Manuel Antonio (Costa Rica)

Practical information about Manuel Antonio

  • Beach / Seaside Resort
  • Nature Reserve / Wildlife Observation / Safari
  • Hiking / Trekking
  • Sustainable Tourism
4 / 5 - 2 reviews
How to get there
20 minutes by car or taxi from Quepos
When to go
November to April
Minimum stay
One day

Reviews of Manuel Antonio

Travel writer
27 travel articles

Manuel Antonio National Park is worth going to see, and the hordes of tourists there, which can seem off-putting before arriving at the site, are fairly well managed.

My suggestion:
I strongly recommend taking a tour of this national park in the company of a guide or forest ranger.

Manuel Antonio National Park is a fantastic place, offering opportunities to see many of the animal species characteristic of Costa Rica. It is also generally a very enjoyable place to tour in its own right when visiting Costa Rica. The least enjoyable part is the arrival at the park because, like all places that attract lots of tourists, there are all kinds of things designed to extract money from tourists scattered along the road.
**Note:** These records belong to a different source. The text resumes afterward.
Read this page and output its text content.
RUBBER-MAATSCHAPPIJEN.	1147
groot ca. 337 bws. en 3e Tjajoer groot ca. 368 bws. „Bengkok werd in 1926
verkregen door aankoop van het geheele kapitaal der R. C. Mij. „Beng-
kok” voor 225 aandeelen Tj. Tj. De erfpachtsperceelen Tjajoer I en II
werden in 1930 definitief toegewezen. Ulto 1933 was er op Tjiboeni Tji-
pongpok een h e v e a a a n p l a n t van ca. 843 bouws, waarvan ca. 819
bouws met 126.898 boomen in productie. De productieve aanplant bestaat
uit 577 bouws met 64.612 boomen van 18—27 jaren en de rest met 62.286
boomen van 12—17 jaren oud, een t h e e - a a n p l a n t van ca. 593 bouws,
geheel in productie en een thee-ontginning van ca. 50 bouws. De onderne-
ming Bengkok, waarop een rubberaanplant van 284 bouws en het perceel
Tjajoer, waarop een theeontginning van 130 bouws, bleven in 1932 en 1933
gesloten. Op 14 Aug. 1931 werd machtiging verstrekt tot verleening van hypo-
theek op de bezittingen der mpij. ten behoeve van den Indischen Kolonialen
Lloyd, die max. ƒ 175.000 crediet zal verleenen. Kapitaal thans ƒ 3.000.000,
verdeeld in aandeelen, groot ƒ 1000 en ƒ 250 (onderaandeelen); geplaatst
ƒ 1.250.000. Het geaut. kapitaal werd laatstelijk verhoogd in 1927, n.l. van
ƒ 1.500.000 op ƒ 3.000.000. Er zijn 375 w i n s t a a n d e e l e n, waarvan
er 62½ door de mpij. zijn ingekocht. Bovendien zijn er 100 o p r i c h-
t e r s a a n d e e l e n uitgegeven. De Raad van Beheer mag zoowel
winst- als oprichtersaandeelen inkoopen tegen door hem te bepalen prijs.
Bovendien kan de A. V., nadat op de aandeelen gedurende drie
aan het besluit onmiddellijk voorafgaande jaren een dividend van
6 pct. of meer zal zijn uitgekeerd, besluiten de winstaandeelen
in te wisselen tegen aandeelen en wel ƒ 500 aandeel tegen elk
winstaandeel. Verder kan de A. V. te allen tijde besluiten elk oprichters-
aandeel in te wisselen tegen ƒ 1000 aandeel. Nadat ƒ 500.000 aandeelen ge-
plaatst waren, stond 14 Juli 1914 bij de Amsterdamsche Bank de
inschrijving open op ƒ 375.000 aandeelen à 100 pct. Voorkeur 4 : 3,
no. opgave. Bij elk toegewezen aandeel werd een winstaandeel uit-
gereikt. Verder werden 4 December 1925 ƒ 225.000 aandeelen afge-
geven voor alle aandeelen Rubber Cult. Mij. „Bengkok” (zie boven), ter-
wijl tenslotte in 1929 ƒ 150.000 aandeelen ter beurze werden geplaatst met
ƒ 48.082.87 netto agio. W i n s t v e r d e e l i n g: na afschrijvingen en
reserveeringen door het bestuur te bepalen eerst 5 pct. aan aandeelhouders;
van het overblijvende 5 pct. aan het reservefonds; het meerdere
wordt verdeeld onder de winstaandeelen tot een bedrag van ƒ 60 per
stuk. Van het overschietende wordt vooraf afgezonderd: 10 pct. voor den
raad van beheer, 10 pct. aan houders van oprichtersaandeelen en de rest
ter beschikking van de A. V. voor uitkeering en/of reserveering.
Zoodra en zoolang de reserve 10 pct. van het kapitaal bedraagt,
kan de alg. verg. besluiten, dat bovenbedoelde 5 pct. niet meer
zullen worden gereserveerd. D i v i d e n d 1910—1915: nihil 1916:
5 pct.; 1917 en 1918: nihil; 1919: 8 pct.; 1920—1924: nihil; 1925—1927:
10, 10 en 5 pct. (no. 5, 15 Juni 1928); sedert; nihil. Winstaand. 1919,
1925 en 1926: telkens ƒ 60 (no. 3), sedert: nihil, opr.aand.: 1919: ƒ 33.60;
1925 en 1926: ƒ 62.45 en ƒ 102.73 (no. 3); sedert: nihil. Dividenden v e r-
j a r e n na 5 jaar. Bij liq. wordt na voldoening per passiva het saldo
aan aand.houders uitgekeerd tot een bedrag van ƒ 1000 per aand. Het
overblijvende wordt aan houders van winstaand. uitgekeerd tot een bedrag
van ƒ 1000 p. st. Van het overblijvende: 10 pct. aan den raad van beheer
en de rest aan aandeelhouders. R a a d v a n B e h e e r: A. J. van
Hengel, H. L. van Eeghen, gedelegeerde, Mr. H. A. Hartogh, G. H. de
Before you enter the park you will have the opportunity to employ the services of a guide, who will accompany you on the tour and explain things clearly to you – don't miss this opportunity! With their expert eyes and equipped with their binoculars, they will be able to spot the animals high in the tree tops for you (sloths, monkeys, etc.). I have to say that it would otherwise have been almost impossible for me to see them, even with someone pointing a finger in their general direction for me. This means that Instead of just going for a simple walk in a Costa Rican forest, you get to experience seeing various animals and insects in their natural habitat.
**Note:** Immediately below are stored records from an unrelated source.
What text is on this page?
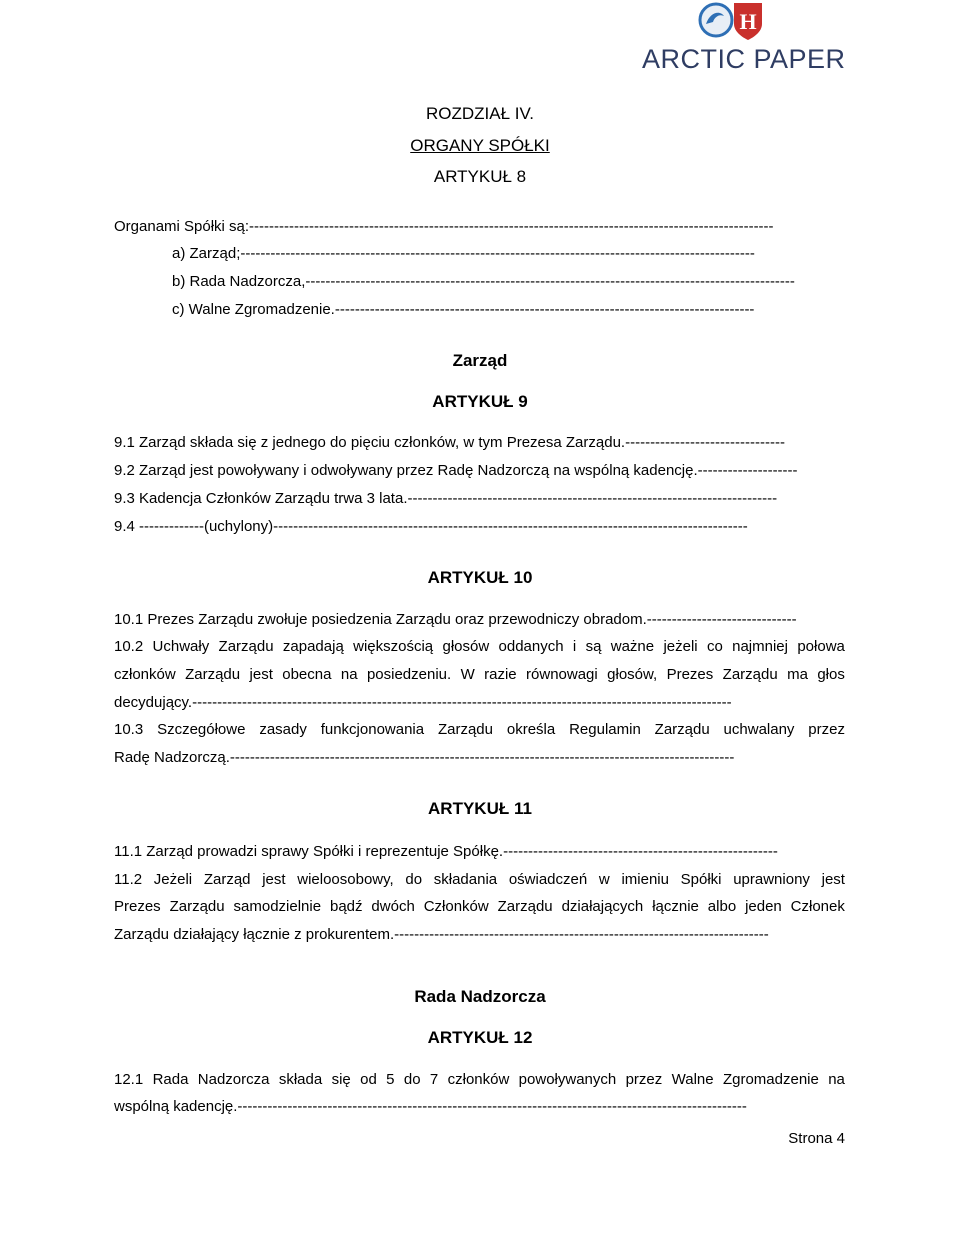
H
ARCTIC PAPER
ROZDZIAŁ IV.
ORGANY SPÓŁKI
ARTYKUŁ 8
Organami Spółki są:---------------------------------------------------------------------------------------------------------
a) Zarząd;-------------------------------------------------------------------------------------------------------
b) Rada Nadzorcza,--------------------------------------------------------------------------------------------------
c) Walne Zgromadzenie.------------------------------------------------------------------------------------
Zarząd
ARTYKUŁ 9
9.1 Zarząd składa się z jednego do pięciu członków, w tym Prezesa Zarządu.--------------------------------
9.2 Zarząd jest powoływany i odwoływany przez Radę Nadzorczą na wspólną kadencję.--------------------
9.3 Kadencja Członków Zarządu trwa 3 lata.--------------------------------------------------------------------------
9.4 -------------(uchylony)-----------------------------------------------------------------------------------------------
ARTYKUŁ 10
10.1 Prezes Zarządu zwołuje posiedzenia Zarządu oraz przewodniczy obradom.------------------------------
10.2 Uchwały Zarządu zapadają większością głosów oddanych i są ważne jeżeli co najmniej połowa
członków Zarządu jest obecna na posiedzeniu. W razie równowagi głosów, Prezes Zarządu ma głos
decydujący.------------------------------------------------------------------------------------------------------------
10.3 Szczegółowe zasady funkcjonowania Zarządu określa Regulamin Zarządu uchwalany przez
Radę Nadzorczą.-----------------------------------------------------------------------------------------------------
ARTYKUŁ 11
11.1 Zarząd prowadzi sprawy Spółki i reprezentuje Spółkę.-------------------------------------------------------
11.2 Jeżeli Zarząd jest wieloosobowy, do składania oświadczeń w imieniu Spółki uprawniony jest
Prezes Zarządu samodzielnie bądź dwóch Członków Zarządu działających łącznie albo jeden Członek
Zarządu działający łącznie z prokurentem.---------------------------------------------------------------------------
Rada Nadzorcza
ARTYKUŁ 12
12.1 Rada Nadzorcza składa się od 5 do 7 członków powoływanych przez Walne Zgromadzenie na
wspólną kadencję.------------------------------------------------------------------------------------------------------
Strona 4
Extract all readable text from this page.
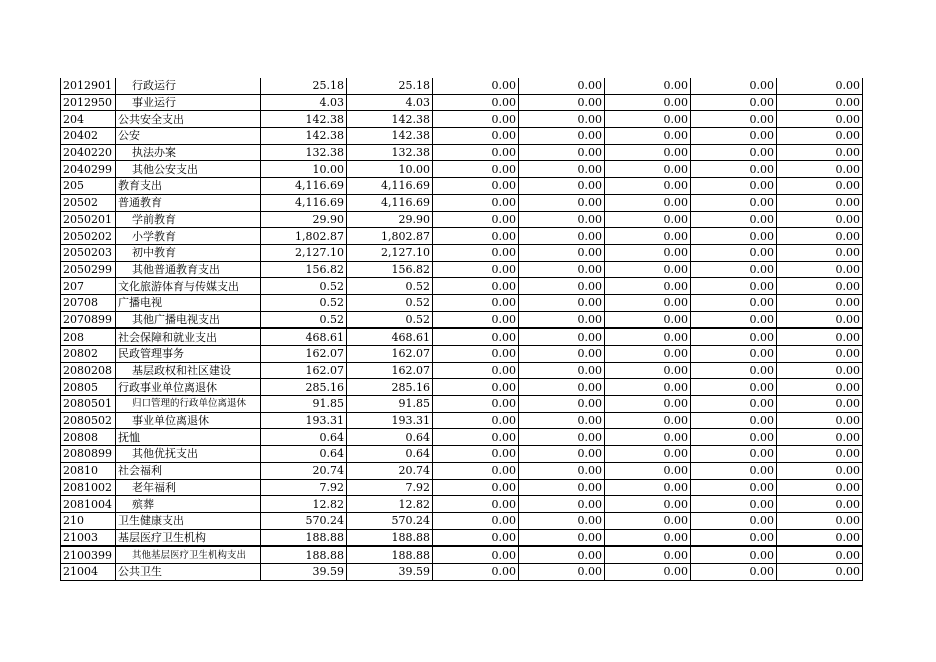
2012901	行政运行	25.18	25.18	0.00	0.00	0.00	0.00	0.00
2012950	事业运行	4.03	4.03	0.00	0.00	0.00	0.00	0.00
204	公共安全支出	142.38	142.38	0.00	0.00	0.00	0.00	0.00
20402	公安	142.38	142.38	0.00	0.00	0.00	0.00	0.00
2040220	执法办案	132.38	132.38	0.00	0.00	0.00	0.00	0.00
2040299	其他公安支出	10.00	10.00	0.00	0.00	0.00	0.00	0.00
205	教育支出	4,116.69	4,116.69	0.00	0.00	0.00	0.00	0.00
20502	普通教育	4,116.69	4,116.69	0.00	0.00	0.00	0.00	0.00
2050201	学前教育	29.90	29.90	0.00	0.00	0.00	0.00	0.00
2050202	小学教育	1,802.87	1,802.87	0.00	0.00	0.00	0.00	0.00
2050203	初中教育	2,127.10	2,127.10	0.00	0.00	0.00	0.00	0.00
2050299	其他普通教育支出	156.82	156.82	0.00	0.00	0.00	0.00	0.00
207	文化旅游体育与传媒支出	0.52	0.52	0.00	0.00	0.00	0.00	0.00
20708	广播电视	0.52	0.52	0.00	0.00	0.00	0.00	0.00
2070899	其他广播电视支出	0.52	0.52	0.00	0.00	0.00	0.00	0.00
208	社会保障和就业支出	468.61	468.61	0.00	0.00	0.00	0.00	0.00
20802	民政管理事务	162.07	162.07	0.00	0.00	0.00	0.00	0.00
2080208	基层政权和社区建设	162.07	162.07	0.00	0.00	0.00	0.00	0.00
20805	行政事业单位离退休	285.16	285.16	0.00	0.00	0.00	0.00	0.00
2080501	归口管理的行政单位离退休	91.85	91.85	0.00	0.00	0.00	0.00	0.00
2080502	事业单位离退休	193.31	193.31	0.00	0.00	0.00	0.00	0.00
20808	抚恤	0.64	0.64	0.00	0.00	0.00	0.00	0.00
2080899	其他优抚支出	0.64	0.64	0.00	0.00	0.00	0.00	0.00
20810	社会福利	20.74	20.74	0.00	0.00	0.00	0.00	0.00
2081002	老年福利	7.92	7.92	0.00	0.00	0.00	0.00	0.00
2081004	殡葬	12.82	12.82	0.00	0.00	0.00	0.00	0.00
210	卫生健康支出	570.24	570.24	0.00	0.00	0.00	0.00	0.00
21003	基层医疗卫生机构	188.88	188.88	0.00	0.00	0.00	0.00	0.00
2100399	其他基层医疗卫生机构支出	188.88	188.88	0.00	0.00	0.00	0.00	0.00
21004	公共卫生	39.59	39.59	0.00	0.00	0.00	0.00	0.00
And once the walk is over, it's time for bathing! The water won't be particularly refreshing however: its temperature is almost 25 °C.

Beach at Manuel Antonio
Alicia Munoz Travel writer
87 travel articles

The stunning Manuel Antonio National Park is found on the Pacific coast of Costa Rica, in the Puntarenas district.

My suggestion:
You'll usually be offered a guide at the entrance - it's a good way to help out the local economy. In certain areas, where it's harder to spot local wildlife (turtles for example), I think it's better to go on a guided tour of this 'little' park. 

Throughout my trip to Costa Rica, I have never seen such a dense biodiversity in one small zone, in this case only 16km2 of park. At one point the plan was to turn the area into a luxury beach resort, but this open-air 'zoo' was lucky enough to be classed a sanctuary in 1972, thanks to its status as a National Park. To limit the impact of tourism, which is significant on this site, the park administrators decided to reduce the number of visitors to 600 a day on weekdays.

From the moment I entered the park, I saw capuchin and squirrel monkeys, racoons and sloths lazing in the trees. It's also a good idea to keep an eye on the ocean, where you'll see bottlenose and spotted dolphins as well as humpback whales that sometimes put on an unforgettable show. You'll often see iguanas and lizards wandering along the beautiful, sandy beaches. As for the beaches by the park, my favourites were Espadilla Sur and Puerto Escondida.